O come all ye faithful shows that conspiracy theories are not new in our time. Once scholars turned their attention to Christmas carols, its origins had been forgotten, but both the words and music turn out to be the work of John Francis Wade, an English Catholic born in 1711.
Eighteenth-century England knew nothing of religious liberty. Being Catholic was dangerous. The English Civil War that began in 1642 and ended with the beheading of King Charles I took place in part because Parliament suspected the king of Catholic leanings. The Glorious Revolution of 1689 deposed King James II specifically because a son had been born to that Catholic monarch and thus the throne would no longer naturally be passed down to his Protestant daughters.
When his younger daughter, Queen Anne, died without heir in 1714, Parliament feared the rest of the Stuart family, who were all Catholic. It gave the throne to a German relative (King George I), who happened to be Protestant. James had already tried to regain the throne by force. Both his son and grandson pursued their own claims, meeting military defeat in 1715, 1719, and 1745.

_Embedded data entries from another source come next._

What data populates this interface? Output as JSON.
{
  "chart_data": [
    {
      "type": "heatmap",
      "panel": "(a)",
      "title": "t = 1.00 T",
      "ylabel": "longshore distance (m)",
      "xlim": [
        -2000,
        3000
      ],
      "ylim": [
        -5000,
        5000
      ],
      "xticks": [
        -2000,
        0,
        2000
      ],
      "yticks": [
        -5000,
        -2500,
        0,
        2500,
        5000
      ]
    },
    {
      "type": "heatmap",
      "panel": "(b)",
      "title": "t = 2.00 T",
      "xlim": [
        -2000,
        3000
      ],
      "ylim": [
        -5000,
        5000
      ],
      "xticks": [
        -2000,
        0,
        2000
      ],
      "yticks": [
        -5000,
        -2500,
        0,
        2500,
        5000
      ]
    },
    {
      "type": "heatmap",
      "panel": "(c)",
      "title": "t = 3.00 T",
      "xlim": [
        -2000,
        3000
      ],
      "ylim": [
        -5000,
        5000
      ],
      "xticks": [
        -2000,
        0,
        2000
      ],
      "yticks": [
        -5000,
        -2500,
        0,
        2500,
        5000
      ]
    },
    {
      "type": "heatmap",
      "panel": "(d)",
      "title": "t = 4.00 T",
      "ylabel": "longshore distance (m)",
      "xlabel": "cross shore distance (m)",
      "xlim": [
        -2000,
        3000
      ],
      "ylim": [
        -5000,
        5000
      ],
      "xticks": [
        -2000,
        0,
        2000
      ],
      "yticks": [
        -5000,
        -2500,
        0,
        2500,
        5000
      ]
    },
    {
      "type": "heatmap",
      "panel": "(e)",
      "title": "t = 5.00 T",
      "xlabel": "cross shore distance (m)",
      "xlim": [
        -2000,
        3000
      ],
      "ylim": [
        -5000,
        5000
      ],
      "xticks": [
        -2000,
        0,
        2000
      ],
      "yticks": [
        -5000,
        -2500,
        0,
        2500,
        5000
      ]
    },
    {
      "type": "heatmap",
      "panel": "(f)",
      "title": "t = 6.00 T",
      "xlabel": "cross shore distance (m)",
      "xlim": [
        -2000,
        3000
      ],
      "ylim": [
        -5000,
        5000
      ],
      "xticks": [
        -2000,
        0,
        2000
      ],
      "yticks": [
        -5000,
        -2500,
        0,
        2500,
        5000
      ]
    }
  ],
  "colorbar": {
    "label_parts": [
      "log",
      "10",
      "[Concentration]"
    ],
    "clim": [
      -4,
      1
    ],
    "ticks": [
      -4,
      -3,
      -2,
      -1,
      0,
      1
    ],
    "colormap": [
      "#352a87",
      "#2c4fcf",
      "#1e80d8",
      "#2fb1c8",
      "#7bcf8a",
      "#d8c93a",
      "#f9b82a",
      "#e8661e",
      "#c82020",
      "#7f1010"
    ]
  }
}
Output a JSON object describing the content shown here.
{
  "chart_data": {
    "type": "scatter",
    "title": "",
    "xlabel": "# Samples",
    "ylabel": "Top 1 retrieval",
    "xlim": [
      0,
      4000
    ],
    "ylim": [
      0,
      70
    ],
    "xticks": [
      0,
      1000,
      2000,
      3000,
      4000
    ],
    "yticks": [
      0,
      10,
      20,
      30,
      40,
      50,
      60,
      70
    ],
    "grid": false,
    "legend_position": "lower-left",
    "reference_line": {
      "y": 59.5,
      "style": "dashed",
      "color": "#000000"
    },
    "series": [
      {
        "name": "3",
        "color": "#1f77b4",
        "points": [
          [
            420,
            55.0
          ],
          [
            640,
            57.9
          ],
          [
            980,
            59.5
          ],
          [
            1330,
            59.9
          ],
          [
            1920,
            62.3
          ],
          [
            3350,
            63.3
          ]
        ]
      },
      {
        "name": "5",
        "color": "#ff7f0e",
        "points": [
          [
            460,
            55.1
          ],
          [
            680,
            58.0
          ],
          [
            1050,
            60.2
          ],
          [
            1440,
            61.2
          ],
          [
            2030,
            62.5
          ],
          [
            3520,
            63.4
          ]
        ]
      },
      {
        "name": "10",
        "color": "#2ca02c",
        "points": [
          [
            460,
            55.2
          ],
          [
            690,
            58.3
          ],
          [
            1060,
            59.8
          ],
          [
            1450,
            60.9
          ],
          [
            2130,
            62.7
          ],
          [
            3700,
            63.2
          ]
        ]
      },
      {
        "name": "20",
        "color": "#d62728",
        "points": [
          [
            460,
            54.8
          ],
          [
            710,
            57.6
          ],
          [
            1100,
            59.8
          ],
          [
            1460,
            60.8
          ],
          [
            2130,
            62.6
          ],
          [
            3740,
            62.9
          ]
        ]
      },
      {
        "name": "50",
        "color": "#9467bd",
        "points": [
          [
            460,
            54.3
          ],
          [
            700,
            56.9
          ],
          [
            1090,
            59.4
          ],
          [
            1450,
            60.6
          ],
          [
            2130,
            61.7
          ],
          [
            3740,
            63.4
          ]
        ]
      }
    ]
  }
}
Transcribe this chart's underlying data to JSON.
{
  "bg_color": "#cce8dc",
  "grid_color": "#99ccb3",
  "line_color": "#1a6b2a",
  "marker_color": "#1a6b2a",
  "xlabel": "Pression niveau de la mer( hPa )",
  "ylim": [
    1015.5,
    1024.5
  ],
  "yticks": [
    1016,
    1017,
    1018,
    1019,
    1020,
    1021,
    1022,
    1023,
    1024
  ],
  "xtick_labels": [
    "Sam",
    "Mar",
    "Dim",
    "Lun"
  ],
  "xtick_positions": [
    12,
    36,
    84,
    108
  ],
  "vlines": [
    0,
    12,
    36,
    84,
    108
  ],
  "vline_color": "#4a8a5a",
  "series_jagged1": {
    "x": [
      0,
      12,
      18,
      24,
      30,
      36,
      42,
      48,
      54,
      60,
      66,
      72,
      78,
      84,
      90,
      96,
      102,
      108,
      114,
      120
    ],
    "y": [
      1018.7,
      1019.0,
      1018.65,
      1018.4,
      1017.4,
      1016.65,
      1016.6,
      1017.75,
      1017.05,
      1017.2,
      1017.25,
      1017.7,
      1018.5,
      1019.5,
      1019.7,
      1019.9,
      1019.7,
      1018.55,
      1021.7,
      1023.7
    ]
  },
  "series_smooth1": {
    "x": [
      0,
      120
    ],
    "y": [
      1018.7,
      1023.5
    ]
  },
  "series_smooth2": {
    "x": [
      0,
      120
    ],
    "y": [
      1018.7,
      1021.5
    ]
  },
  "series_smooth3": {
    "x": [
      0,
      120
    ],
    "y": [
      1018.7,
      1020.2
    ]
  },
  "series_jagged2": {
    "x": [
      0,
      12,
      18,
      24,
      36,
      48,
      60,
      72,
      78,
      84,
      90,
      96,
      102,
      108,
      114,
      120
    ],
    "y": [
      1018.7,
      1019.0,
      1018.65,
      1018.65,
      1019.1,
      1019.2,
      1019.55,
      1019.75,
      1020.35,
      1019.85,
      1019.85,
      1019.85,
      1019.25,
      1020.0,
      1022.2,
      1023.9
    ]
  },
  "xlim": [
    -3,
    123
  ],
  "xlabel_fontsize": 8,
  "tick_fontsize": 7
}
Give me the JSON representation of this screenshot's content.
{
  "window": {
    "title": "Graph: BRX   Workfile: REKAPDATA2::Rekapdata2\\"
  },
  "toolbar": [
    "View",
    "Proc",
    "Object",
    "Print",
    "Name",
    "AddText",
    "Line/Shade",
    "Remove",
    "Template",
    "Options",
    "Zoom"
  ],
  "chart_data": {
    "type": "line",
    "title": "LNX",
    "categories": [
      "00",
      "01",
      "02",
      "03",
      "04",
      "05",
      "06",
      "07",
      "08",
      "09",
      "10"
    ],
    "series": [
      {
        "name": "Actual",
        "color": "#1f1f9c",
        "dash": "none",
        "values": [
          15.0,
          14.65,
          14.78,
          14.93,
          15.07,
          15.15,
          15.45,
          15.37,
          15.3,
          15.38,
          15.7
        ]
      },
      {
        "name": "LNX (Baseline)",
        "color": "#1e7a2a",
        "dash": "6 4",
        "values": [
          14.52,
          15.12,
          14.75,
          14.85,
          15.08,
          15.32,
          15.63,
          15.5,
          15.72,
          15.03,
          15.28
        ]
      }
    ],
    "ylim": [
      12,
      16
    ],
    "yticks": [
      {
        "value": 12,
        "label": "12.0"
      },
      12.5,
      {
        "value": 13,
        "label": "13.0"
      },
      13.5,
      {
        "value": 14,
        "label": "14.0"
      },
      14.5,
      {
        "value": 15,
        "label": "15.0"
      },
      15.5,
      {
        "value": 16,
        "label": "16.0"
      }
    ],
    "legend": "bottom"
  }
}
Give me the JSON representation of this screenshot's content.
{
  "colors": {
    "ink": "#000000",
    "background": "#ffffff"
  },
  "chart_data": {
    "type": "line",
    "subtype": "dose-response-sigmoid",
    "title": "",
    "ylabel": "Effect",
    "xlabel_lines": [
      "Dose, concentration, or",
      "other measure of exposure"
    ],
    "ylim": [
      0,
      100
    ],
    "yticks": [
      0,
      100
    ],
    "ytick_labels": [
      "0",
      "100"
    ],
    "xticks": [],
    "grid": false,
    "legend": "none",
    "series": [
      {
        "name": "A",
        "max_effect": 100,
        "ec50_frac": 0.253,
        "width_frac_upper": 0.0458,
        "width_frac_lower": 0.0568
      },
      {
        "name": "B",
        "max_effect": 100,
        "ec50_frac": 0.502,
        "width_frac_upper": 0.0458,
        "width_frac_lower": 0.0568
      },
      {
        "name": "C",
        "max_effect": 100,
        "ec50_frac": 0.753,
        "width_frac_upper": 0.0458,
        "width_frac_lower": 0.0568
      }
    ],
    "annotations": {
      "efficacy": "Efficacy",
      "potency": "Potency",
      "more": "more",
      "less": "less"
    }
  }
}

In the midst of all this political and religious strife, many English Catholics, including Wade in about 1731, went into exile in France. Wade made his living there by teaching music and making beautiful musical manuscripts. He apparently wrote the words (in Latin) and music to “Adeste fideles” some time between 1740 and 1743. Here is the first verse:
Adeste, fideles læti, triumphantes;
Venite, venite in Bethlehem:
Natum videte Regem Angelorum.
Venite, adoremus Dominum.
Some English Protestants apparently suggested that the words had some hidden Jacobite meaning. According to this theory, “Bethlehem” was a standard code word for England. “Angelorum” means angels, but take away the “e” and it become “Anglorum,” or “English. So the first verse really meant to glorify Charles Stuart as king (‘regem” of England!
That may or may not be true, but after the final defeat of the Stuarts no one remembered such theories for long. Wade himself returned to England before his death. Both his words and music became popular all over Europe. The carol was first printed in England in 1782, but without attribution. Wade’s authorship remained unknown until more than two hundred years after he wrote it.
At least 50 English translations have appeared over the years. Frederick Oakeley, an English Anglican priest, made the most popular one in 1841. Ironically, he converted to Roman Catholicism in 1845. He changed his original first line, “Ye faithful, approach ye,” to the familiar and more singable “O come, all ye faithful” at about the same time.
And isn’t that the real message of the entire text? O come all ye faithful: Catholic, Protestant, Orthodox, Coptic, it doesn’t matter. Come and worship not only the King Angels, but the Lord of the Universe, born in human flesh to redeem all humanity from sin and death. Let us all adore him.